2. Lobelia L. (lobelia)
Plants annual or
perennial herbs (woody elsewhere) usually with milky juice. Leaves sessile to
shortly petiolate, lanceolate to oblanceolate or ovate, the margins finely to
coarsely toothed. Inflorescences terminal spikes, racemes or panicles, the
flowers from the axils of mostly reduced (shorter and narrower than the leaves)
bracts. Flowers more or less epigynous, resupinate (inverted by twisting of the
stalk), not cleistogamous. Calyces all 5-lobed, more or less actinomorphic, the
tube usually ribbed, the lobes usually longer than the tube, sometimes with
short, reflexed appendages (auricles) toward the base alternating with the
lobes. Corollas zygomorphic, strongly 2-lipped with spreading lobes, the
apparent lower lip 3-lobed, the upper lip 2-lobed and split nearly to the base
through which the stamens and style are exserted, the tube sometimes with
slitlike openings (fenestrate), red, or blue to white (rarely purple).
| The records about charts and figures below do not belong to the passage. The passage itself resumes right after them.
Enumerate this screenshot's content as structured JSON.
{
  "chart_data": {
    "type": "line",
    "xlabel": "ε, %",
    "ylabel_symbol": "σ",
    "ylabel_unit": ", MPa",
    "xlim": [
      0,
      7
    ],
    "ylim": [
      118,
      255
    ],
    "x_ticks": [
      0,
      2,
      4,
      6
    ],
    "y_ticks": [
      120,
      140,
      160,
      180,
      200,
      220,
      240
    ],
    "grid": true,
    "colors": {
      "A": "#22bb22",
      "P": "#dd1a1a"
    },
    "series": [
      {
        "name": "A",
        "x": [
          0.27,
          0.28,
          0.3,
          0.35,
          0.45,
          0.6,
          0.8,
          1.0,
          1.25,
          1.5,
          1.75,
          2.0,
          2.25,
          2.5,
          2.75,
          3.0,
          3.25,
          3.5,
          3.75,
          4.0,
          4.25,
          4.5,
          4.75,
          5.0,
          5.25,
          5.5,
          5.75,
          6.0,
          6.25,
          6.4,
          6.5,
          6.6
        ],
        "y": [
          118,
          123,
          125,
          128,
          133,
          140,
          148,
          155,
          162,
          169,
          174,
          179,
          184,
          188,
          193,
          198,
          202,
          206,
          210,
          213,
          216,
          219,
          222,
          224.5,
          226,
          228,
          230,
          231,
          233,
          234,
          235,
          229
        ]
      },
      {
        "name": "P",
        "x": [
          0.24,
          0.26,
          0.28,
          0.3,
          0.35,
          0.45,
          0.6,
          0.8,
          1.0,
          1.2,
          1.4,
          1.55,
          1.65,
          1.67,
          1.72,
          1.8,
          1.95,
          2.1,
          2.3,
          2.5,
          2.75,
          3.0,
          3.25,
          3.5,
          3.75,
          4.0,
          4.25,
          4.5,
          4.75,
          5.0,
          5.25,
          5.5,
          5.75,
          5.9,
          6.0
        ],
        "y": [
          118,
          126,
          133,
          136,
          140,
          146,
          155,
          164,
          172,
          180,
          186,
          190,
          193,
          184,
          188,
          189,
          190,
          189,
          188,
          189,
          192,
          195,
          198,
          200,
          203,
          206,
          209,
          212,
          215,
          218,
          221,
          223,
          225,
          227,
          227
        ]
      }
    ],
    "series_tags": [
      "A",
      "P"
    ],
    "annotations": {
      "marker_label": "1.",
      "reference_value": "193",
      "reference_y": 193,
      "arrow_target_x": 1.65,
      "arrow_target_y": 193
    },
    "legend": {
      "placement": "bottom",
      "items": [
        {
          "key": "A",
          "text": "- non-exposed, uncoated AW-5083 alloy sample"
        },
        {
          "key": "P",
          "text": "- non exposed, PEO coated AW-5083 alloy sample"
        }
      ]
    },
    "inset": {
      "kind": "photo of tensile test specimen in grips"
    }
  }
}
Stamens
5, free from the corolla, the filaments free at the very base but mostly fused
into a tube, the anthers also united into a ring around the style, the lower 2
anthers usually shorter than the others and with white tufts of hair. Pistil
with 2 carpels. Ovary half to totally inferior, with 2 locules. Style
elongating through the filament tube, stigma lobes 2, protruding and expanding
through the anther tube after the pollen has been shed. Fruits hemispherical
capsules, usually longitudinally ribbed, crowned by the persistent calyx lobes,
withered corolla, stamen tube, and style, longitudinally dehiscent by 2 apical
pores. Seeds oblong to oblong-elliptic, the surface yellowish brown, with
minute wrinkles or tubercles. About 365 species, nearly worldwide, most diverse
in tropical and warm temperate regions.
The pyridine alkaloid
lobeline is extracted from several species of Lobelia. This alkaloid is
similar to nicotine and has been used as an ingredient in antismoking
medications (Rosatti, 1986). Lobelia extracts have been used medicinally
to treat asthma and bronchitis, but in large doses they can cause nausea,
paralysis, and even death (Steyermark, 1963).